Obesity

How weight gain could be reducing your sense of taste

A new study in mice has revealed how weight gain could be changing the way you taste food
A new study in mice has revealed how weight gain could be changing the way you taste food

An important new study from researchers at Cornell University has found that when mice become obese they can also lose up to 25 percent of their taste buds. This connection between obesity and taste has previously been observed in humans, but this is the first research to potentially uncover a biological explanation behind the phenomenon.

A few years ago John Morton from the Stanford University School of Medicine presented some research, inspired by his clinical practice, finding obese patients reported an increase in taste sensitivity following bariatric surgery. Morton's study found 87 percent of patients reported a change in how food tastes following the surgery, but at the time there was no evidence to suggest that there was any fundamental anatomical change occurring.

Now new research conducted on mice is suggesting that weight gain causes an inflammatory response in the body that results in a significant decline in the volume of taste buds. The lifespan of a taste bud is relatively short – around 10 days. In the mouse models it was found that the number of taste bud progenitor cells declined in conjunction with a high-fat diet leading to obesity. This meant that the normal renewal process for taste buds was notably disrupted by weight gain.

"These data together suggest that gross adiposity stemming from chronic exposure to a high-fat diet is associated with a low-grade inflammatory response causing a disruption in the balancing mechanisms of taste bud maintenance and renewal," says Robin Dando, senior author on the research.

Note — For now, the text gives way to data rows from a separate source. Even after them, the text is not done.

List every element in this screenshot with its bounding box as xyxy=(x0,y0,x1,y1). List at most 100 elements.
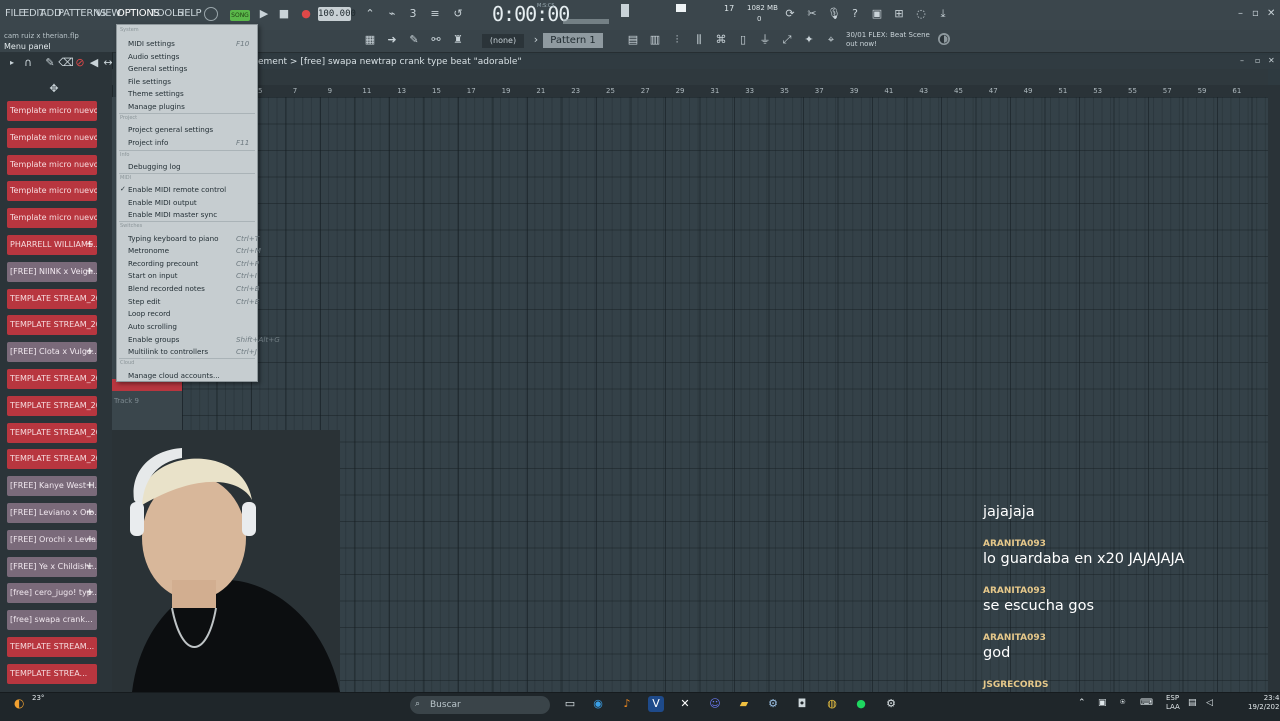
record-icon[interactable]: ● xyxy=(298,7,314,21)
edge-icon[interactable]: ◉ xyxy=(590,696,606,712)
browser-project-item[interactable]: TEMPLATE STREAM_2026-... xyxy=(7,395,97,416)
wand-icon[interactable]: ✦ xyxy=(801,33,817,47)
link-icon[interactable]: ⚯ xyxy=(428,33,444,47)
options-menu-item[interactable]: Audio settings xyxy=(128,52,179,61)
options-menu-item[interactable]: Typing keyboard to piano Ctrl+T xyxy=(128,234,259,243)
browser-project-item[interactable]: Template micro nuevo_2... xyxy=(7,154,97,175)
browser-project-item[interactable]: TEMPLATE STREAM_2026-... xyxy=(7,369,97,389)
chrome-icon[interactable]: ◍ xyxy=(824,696,840,712)
playlist-maximize-icon[interactable]: ▫ xyxy=(1255,56,1260,65)
options-menu-item[interactable]: Enable groups Shift+Alt+G xyxy=(128,335,280,344)
save-icon[interactable]: ▣ xyxy=(869,7,885,21)
browser-project-item[interactable]: [free] swapa crank... xyxy=(7,610,97,631)
pattern-song-toggle-icon[interactable] xyxy=(204,7,218,21)
midi-icon[interactable]: ⊞ xyxy=(891,7,907,21)
piano-roll-icon[interactable]: ▦ xyxy=(362,33,378,47)
piano-icon[interactable]: ⫼ xyxy=(691,33,707,47)
download-icon[interactable]: ⤓ xyxy=(935,7,951,21)
add-icon[interactable]: + xyxy=(86,503,94,523)
browser-project-item[interactable]: PHARRELL WILLIAMS... + xyxy=(7,235,97,255)
tempo-display[interactable]: 100.000 xyxy=(318,7,356,21)
add-icon[interactable]: + xyxy=(86,530,94,550)
language-indicator[interactable]: ESP LAA xyxy=(1166,694,1180,712)
help-icon[interactable]: ? xyxy=(847,7,863,21)
tray-mic-icon[interactable]: ⍟ xyxy=(1120,698,1125,708)
add-icon[interactable]: + xyxy=(86,476,94,496)
song-time-display[interactable]: 0:00:00 xyxy=(492,2,570,26)
browser-project-item[interactable]: Template micro nuevo_2... xyxy=(7,101,97,121)
chat-icon[interactable]: ◌ xyxy=(913,7,929,21)
channel-rack-icon[interactable]: ▥ xyxy=(647,33,663,47)
song-mode-button[interactable]: SONG xyxy=(230,10,250,21)
close-icon[interactable]: ✕ xyxy=(1267,8,1275,19)
menu-file[interactable]: FILE xyxy=(5,8,25,19)
maximize-icon[interactable]: ▫ xyxy=(1252,8,1259,19)
pattern-selector[interactable]: Pattern 1 xyxy=(543,33,603,48)
microphone-icon[interactable]: 🎙 xyxy=(826,7,842,21)
browser-project-item[interactable]: TEMPLATE STREAM... xyxy=(7,637,97,657)
loop-record-icon[interactable]: ↺ xyxy=(450,7,466,21)
steam-icon[interactable]: ⚙ xyxy=(765,696,781,712)
browser-project-item[interactable]: [FREE] NIINK x Veigh... + xyxy=(7,261,97,282)
playlist-minimize-icon[interactable]: – xyxy=(1240,56,1244,65)
options-menu-item[interactable]: Debugging log xyxy=(128,162,181,171)
master-volume-slider[interactable] xyxy=(621,4,629,17)
arrow-right-icon[interactable]: ➜ xyxy=(384,33,400,47)
tray-keyboard-icon[interactable]: ⌨ xyxy=(1140,698,1153,708)
options-menu-item[interactable]: Auto scrolling xyxy=(128,322,177,331)
browser-project-item[interactable]: TEMPLATE STREAM_2026-... xyxy=(7,315,97,336)
network-icon[interactable]: ▤ xyxy=(1188,698,1197,708)
browser-project-item[interactable]: Template micro nuevo_2... xyxy=(7,127,97,148)
add-icon[interactable]: + xyxy=(86,342,94,362)
discord-icon[interactable]: ☺ xyxy=(707,696,723,712)
vegas-icon[interactable]: V xyxy=(648,696,664,712)
step-edit-icon[interactable]: ≡ xyxy=(427,7,443,21)
stamp-icon[interactable]: ♜ xyxy=(450,33,466,47)
options-menu-item[interactable]: General settings xyxy=(128,64,187,73)
track-label[interactable]: Track 9 xyxy=(114,397,139,405)
snap-selector[interactable]: (none) xyxy=(482,34,524,48)
options-menu-item[interactable]: Loop record xyxy=(128,309,170,318)
menu-help[interactable]: HELP xyxy=(177,8,202,19)
options-menu-item[interactable]: Enable MIDI output xyxy=(128,198,197,207)
browser-project-item[interactable]: [FREE] Ye x Childish... + xyxy=(7,556,97,577)
timeline-ruler[interactable]: 5 7 9 11 13 15 17 19 21 23 25 27 29 31 33 35 37 39 41 43 45 4… xyxy=(258,85,1268,97)
online-icon[interactable]: ◐ xyxy=(938,33,950,45)
browser-project-item[interactable]: [FREE] Leviano x Oro... + xyxy=(7,503,97,523)
arrow-right-small-icon[interactable]: › xyxy=(528,33,544,47)
playlist-close-icon[interactable]: ✕ xyxy=(1268,56,1275,65)
add-icon[interactable]: + xyxy=(86,262,94,282)
options-menu-item[interactable]: Project info F11 xyxy=(128,138,249,147)
options-menu-item[interactable]: Step edit Ctrl+E xyxy=(128,297,259,306)
options-menu-item[interactable]: Metronome Ctrl+M xyxy=(128,246,261,255)
browser-project-item[interactable]: TEMPLATE STREAM_2026-... xyxy=(7,449,97,470)
options-menu-item[interactable]: Theme settings xyxy=(128,89,184,98)
tray-app-icon[interactable]: ▣ xyxy=(1098,698,1107,708)
browser-icon[interactable]: ▯ xyxy=(735,33,751,47)
options-menu-item[interactable]: File settings xyxy=(128,77,171,86)
browser-project-item[interactable]: TEMPLATE STREAM_2026-... xyxy=(7,422,97,443)
add-icon[interactable]: + xyxy=(86,557,94,577)
options-menu-item[interactable]: Start on input Ctrl+I xyxy=(128,271,257,280)
refresh-icon[interactable]: ⟳ xyxy=(782,7,798,21)
browser-project-item[interactable]: TEMPLATE STREA... xyxy=(7,663,97,684)
options-menu-item[interactable]: Blend recorded notes Ctrl+B xyxy=(128,284,260,293)
browser-project-item[interactable]: [free] cero_jugo! typ... + xyxy=(7,583,97,604)
scissors-icon[interactable]: ✂ xyxy=(804,7,820,21)
browser-project-item[interactable]: [FREE] Kanye West H... + xyxy=(7,476,97,497)
browser-project-item[interactable]: [FREE] Clota x Vulgo... + xyxy=(7,342,97,363)
pencil-icon[interactable]: ✎ xyxy=(406,33,422,47)
options-menu-item[interactable]: Manage cloud accounts... xyxy=(128,371,220,380)
browser-project-item[interactable]: Template micro nuevo_2... xyxy=(7,208,97,229)
magnet-icon[interactable]: ∩ xyxy=(20,56,36,70)
options-menu-item[interactable]: Recording precount Ctrl+P xyxy=(128,259,259,268)
tray-chevron-icon[interactable]: ⌃ xyxy=(1078,698,1086,708)
vertical-scrollbar[interactable] xyxy=(1268,85,1280,692)
volume-icon[interactable]: ◁ xyxy=(1206,698,1213,708)
stop-icon[interactable]: ■ xyxy=(276,7,292,21)
weather-icon[interactable]: ◐ xyxy=(14,696,24,710)
capcut-icon[interactable]: ✕ xyxy=(677,696,693,712)
render-icon[interactable]: ⌖ xyxy=(823,33,839,47)
resize-icon[interactable]: ↔ xyxy=(100,56,116,70)
browser-project-item[interactable]: [FREE] Orochi x Levia... + xyxy=(7,529,97,550)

Further research revealed the mechanism behind this taste bud change stemmed from an increase in a pro-inflammatory cytokine called TNF-alpha. When mice engineered to not produce TNF-alpha were fed high-fat diets they were found to have no reduction in taste bud production despite becoming obese. And when TNF-alpha was administered directly into the tongue of healthy, lean mice, a direct decrease in taste buds was identified.

The hypothesis, if this same mechanism is also occurring in humans, would be that obesity results in a spiraling cycle that reduces a person's sensitivity to taste leading to them seeking out more intense, rich flavors. This would mean favoring foods with more sugar, salt, and fat – the golden triangle of fast food.

The good news is that this process is potentially reversible with Dando suggesting that "this is a two-way mechanism." The researcher's note this discovery should pave the way for new obesity treatments that can target this dysfunction in taste bud production.

The new research was published in the journal PLOS Biology.